Back in January, when a human rights activist Gul Bukhari tweeted pictures of a dead body, which seemed to have torture marks on it, to challenge the local police’s narrative that the death was natural, Twitter changed her settings.
“Effectively my voice had been muted,” she said.
She found out about the change from her followers who complained that they could not view the content she was sharing with them.
In a subsequent email, Twitter told her that her account was reported, without telling her who reported it. She was allowed to change her settings back to normal with a warning that if she continued to tweet sensitive images, she would not be able to reset again.
Twitter’s published rules describe “graphic violence to be any form of gory media related to death, serious injury, violence, or surgical procedures.”
While Bukhari continues to tweet on issues, she now has to be careful with her choice of words or images. “Going forward I do have that sword hanging over my head,” she said.
Tools to fights back
In a country like Pakistan where mainstream media often gives in to pressure to avoid certain issues, social media platforms like Facebook and Twitter are seen by activists as tools to fight back.
However, digital rights activists complain that space on these avenues is shrinking due to exploitation of their policies either by the government or other actors trying to muzzle free speech.
On Tuesday, the Twitter account of a young activist Manzoor Pashteen, who seems to be facing a blackout on mainstream TV channels due to his anti-military rhetoric, was temporarily blocked.
While the published guidelines by most social media sites are seemingly clear as to what is considered unacceptable content, the descriptions become murky when dealing with issues like the one Bukhari faced, in which the image of a dead body with alleged signs of torture, something that could fall under Twitter’s graphic content definition, was an effort to point out possible human rights violations.
The ambiguity, activists complain, allows room to censor political dissent or legitimate free speech.
In addition, governments can request these platforms for removal of content based on local laws.
Facebook’s most recent transparency report, for example, show that it restricted 177 pieces of content at the request of Pakistan government between January and June 2017, up from only six in the preceding six-month period.
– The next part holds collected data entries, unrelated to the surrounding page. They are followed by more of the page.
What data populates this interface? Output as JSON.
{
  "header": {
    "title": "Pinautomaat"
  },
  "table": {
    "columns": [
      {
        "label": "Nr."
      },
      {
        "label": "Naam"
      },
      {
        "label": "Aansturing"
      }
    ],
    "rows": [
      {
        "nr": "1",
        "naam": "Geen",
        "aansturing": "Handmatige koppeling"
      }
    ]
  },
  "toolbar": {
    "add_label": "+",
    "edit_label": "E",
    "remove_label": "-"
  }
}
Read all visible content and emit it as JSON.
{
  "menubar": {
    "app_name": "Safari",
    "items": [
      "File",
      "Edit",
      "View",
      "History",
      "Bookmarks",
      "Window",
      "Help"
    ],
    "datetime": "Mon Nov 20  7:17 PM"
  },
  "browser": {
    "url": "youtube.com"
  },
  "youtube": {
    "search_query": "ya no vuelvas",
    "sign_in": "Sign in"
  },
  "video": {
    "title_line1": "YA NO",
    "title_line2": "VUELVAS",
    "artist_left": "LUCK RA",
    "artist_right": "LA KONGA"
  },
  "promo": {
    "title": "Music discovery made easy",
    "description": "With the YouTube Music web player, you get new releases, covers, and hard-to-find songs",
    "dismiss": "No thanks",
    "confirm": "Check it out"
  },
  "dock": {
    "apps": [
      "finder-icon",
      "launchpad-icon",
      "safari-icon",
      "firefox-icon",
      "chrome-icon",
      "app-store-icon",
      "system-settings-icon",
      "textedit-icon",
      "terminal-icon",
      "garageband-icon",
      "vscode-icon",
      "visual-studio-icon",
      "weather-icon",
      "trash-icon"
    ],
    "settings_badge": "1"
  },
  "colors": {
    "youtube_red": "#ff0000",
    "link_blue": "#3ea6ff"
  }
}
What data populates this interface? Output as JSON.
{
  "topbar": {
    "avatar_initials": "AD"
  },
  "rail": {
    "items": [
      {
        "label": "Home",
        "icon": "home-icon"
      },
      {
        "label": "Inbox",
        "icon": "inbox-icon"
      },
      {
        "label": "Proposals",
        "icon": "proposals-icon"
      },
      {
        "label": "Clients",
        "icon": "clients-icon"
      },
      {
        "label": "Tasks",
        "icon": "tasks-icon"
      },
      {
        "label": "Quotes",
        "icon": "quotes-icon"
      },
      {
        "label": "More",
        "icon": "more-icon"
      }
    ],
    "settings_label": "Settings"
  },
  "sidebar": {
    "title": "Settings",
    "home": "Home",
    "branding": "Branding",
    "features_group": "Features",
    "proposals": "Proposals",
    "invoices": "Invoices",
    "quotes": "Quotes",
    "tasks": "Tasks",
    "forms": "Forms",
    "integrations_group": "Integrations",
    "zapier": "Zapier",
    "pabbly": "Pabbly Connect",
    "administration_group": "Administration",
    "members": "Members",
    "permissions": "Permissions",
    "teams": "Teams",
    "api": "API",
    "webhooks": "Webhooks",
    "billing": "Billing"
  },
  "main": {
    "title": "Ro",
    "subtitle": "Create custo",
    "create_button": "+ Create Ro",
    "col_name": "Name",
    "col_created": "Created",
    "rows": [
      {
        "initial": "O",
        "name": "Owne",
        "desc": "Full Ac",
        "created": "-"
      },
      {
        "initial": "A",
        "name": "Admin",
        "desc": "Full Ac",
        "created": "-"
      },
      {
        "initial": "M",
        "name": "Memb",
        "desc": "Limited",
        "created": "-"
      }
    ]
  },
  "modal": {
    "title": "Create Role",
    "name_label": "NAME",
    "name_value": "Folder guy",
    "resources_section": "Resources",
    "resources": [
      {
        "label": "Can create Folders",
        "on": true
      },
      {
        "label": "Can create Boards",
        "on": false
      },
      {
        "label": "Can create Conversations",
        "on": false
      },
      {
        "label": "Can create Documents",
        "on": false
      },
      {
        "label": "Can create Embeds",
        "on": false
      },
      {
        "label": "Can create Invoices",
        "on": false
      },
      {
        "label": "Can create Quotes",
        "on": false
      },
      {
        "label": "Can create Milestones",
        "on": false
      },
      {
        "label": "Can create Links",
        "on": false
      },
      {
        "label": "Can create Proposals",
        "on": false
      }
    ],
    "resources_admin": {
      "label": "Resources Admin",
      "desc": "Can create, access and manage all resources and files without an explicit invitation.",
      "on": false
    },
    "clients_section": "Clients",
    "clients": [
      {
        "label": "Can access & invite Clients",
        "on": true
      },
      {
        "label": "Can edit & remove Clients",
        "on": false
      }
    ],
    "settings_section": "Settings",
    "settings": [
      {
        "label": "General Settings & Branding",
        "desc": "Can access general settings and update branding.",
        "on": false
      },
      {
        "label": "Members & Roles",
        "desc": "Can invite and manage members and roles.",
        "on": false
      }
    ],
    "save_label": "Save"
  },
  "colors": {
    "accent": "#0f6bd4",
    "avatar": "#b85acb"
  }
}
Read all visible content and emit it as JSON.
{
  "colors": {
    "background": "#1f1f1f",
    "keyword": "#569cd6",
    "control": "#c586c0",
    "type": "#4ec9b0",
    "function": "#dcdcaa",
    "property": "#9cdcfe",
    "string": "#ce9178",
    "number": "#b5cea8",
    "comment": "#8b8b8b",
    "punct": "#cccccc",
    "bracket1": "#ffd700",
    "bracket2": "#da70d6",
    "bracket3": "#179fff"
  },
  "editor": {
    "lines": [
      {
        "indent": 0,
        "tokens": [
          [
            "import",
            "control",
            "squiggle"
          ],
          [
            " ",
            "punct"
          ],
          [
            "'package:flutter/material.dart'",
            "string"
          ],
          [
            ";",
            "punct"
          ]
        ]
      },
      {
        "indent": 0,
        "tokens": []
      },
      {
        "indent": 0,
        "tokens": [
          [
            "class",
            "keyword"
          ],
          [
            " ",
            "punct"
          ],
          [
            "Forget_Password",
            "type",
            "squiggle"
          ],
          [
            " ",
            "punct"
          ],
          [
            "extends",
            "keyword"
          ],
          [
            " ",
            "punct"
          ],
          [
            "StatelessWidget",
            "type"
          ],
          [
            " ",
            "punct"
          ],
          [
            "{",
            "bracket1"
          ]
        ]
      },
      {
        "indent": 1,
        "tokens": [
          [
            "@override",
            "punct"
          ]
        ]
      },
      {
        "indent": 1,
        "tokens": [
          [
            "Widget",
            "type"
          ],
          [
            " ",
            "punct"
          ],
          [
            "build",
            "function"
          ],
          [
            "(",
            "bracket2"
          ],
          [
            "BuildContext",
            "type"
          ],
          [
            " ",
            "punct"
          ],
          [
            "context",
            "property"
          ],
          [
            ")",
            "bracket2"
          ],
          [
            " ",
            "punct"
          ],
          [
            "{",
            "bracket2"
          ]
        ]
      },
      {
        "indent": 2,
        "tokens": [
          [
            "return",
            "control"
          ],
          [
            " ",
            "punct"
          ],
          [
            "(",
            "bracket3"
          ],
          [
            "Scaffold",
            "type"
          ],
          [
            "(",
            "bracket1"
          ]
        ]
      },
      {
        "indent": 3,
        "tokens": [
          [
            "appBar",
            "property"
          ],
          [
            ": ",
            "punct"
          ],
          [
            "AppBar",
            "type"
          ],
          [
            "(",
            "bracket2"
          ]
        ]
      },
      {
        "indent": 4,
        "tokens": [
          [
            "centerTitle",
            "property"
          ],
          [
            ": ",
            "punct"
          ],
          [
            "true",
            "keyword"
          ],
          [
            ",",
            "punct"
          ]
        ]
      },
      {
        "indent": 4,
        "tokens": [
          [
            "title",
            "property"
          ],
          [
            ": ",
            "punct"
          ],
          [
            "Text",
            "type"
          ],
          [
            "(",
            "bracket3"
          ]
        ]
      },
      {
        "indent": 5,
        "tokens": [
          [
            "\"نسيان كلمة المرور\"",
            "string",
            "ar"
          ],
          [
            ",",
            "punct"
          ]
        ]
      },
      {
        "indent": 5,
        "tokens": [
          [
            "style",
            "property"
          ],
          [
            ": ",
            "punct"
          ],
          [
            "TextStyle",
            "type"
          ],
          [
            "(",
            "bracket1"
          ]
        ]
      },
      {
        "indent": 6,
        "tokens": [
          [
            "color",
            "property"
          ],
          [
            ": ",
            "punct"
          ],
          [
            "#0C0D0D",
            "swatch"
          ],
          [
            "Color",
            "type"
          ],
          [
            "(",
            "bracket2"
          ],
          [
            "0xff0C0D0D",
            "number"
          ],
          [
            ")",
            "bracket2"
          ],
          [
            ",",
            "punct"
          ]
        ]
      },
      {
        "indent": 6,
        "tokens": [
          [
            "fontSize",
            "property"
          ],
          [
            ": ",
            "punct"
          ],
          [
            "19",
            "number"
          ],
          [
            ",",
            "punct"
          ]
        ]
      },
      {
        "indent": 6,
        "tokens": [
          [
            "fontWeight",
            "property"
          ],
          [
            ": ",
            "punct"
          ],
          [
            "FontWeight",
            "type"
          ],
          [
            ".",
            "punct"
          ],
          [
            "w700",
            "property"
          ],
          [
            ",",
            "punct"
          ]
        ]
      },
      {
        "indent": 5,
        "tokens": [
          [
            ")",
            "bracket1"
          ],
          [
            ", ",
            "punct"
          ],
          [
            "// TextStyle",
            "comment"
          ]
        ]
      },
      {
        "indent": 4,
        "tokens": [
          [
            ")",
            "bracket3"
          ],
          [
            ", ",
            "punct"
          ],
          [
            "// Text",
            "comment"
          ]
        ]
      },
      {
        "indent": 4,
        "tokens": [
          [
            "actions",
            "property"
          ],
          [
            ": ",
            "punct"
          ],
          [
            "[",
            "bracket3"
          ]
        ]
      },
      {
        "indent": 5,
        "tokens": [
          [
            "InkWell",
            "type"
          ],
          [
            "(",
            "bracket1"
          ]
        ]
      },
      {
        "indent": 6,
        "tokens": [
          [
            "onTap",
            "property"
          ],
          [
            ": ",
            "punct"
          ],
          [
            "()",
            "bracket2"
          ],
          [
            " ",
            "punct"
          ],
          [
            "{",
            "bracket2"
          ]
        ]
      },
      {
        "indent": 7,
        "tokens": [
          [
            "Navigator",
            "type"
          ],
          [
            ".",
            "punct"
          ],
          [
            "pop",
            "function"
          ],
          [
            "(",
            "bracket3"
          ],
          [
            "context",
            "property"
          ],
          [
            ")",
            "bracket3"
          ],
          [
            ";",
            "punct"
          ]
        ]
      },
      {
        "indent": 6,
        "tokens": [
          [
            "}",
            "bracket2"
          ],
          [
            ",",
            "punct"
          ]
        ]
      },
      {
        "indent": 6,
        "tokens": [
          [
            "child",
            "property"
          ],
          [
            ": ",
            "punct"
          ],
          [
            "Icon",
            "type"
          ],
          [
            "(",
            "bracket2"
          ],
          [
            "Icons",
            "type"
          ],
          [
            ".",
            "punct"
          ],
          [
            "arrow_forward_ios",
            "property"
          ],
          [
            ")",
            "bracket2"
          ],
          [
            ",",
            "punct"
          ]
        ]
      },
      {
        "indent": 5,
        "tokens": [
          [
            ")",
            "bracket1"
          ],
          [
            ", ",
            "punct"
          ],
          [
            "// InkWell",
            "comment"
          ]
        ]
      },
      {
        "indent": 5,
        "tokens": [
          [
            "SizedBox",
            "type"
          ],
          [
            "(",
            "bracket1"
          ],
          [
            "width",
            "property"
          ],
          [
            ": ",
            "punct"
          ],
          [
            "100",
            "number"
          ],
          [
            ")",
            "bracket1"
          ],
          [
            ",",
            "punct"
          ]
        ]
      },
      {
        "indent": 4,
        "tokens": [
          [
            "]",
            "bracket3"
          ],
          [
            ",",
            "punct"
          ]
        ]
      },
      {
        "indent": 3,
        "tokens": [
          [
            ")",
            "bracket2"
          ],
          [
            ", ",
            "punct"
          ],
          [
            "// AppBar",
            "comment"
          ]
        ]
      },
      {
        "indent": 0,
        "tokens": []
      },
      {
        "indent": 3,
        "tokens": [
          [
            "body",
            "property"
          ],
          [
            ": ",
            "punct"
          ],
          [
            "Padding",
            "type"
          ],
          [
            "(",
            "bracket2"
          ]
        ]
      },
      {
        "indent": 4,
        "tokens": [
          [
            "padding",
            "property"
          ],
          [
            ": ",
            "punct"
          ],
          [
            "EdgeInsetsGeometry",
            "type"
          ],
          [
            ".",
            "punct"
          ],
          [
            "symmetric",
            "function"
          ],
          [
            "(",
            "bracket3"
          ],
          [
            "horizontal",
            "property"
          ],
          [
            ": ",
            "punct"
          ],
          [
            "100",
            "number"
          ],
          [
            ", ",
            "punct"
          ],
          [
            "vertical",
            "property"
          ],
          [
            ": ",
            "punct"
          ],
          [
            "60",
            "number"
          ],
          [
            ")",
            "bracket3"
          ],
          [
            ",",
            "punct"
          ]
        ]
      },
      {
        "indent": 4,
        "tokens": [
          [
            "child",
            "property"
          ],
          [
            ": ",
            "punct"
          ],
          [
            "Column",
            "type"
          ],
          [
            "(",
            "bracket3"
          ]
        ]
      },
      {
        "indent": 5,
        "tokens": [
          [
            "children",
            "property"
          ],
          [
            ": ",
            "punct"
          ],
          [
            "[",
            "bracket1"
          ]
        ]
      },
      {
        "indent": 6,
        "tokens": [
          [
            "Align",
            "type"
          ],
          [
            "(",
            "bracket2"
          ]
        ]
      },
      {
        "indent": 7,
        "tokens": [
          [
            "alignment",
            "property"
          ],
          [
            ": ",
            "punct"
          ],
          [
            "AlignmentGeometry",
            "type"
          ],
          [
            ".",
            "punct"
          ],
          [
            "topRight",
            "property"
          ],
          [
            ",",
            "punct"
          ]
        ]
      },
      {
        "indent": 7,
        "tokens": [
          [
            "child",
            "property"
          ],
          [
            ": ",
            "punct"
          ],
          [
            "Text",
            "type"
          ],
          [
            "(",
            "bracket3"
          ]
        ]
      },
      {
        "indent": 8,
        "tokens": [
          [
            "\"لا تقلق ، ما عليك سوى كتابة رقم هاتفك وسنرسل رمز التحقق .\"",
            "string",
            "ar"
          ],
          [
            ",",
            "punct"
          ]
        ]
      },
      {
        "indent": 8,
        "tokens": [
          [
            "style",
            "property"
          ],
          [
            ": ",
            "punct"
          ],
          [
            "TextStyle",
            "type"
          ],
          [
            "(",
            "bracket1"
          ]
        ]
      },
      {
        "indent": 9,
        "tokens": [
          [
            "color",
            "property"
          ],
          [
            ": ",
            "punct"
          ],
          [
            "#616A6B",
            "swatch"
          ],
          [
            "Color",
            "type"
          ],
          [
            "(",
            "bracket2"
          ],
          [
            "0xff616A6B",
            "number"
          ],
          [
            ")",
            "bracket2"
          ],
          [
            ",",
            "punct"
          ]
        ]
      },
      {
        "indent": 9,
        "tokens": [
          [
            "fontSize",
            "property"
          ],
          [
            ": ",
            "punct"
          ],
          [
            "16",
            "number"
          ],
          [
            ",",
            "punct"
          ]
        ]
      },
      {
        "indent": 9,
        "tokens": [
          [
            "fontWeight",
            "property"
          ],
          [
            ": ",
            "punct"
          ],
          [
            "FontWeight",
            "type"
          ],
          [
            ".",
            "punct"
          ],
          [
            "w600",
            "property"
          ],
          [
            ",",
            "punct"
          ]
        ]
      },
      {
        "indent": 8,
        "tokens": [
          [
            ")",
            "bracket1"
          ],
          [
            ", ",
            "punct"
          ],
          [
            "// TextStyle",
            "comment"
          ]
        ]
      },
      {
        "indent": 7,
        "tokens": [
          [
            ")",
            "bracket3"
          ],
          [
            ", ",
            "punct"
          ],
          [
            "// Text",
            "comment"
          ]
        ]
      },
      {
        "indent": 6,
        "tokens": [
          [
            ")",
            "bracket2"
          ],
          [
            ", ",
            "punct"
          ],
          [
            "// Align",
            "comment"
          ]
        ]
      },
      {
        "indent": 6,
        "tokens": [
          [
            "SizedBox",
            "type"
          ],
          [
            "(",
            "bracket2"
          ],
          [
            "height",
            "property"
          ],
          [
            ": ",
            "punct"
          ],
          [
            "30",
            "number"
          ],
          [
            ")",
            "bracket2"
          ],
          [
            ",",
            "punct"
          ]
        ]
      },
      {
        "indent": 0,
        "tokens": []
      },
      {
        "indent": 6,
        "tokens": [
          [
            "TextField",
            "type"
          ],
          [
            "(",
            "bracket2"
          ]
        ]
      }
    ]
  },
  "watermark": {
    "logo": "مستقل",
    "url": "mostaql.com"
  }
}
“Based on legal requests from the Pakistan Telecom Authority and Federal Investigation Agency, we restricted access to items that were alleged to violate local laws prohibiting blasphemy and condemnation of the country’s independence,” Facebook said in its report.
Lack of transparency
Activists say the government has introduced vague terms like the “glory of Islam or the integrity, security or defense of Pakistan” into a controversial cybercrime law passed in 2016, which are then used to censor criticism or political dissent.
“The problem is that neither PTA (Pakistan Telecommunications Authority), nor the social media platforms disclose the reasons for blocking a user or some content. It’s all very opaque,” said Haroon Baloch of Bytes for All, a digital rights group based in capital Islamabad.
His group monitors social media closely using digital tools. They write to the appropriate platforms when they think legitimate speech has been censored, and sometimes get relief. “They do try to keep human rights activists on board,” he said.
Still, he believed, sometimes government pressure and business concerns won.
In 2016, Google opened YouTube again in Pakistan after a ban of several years when it offered a Pakistan-specific version of the service which removed the content the government considered blasphemous.
Farieha Aziz, the director of a digital advocacy group Bolo Bhi, which literally means “speak up” in English, is against such tailoring of content.
“Foreign platforms restricting some pieces of content, so that their entire website doesn’t get shut down, is similar to our corporate media censoring and self-censoring to keep shop open,” she said.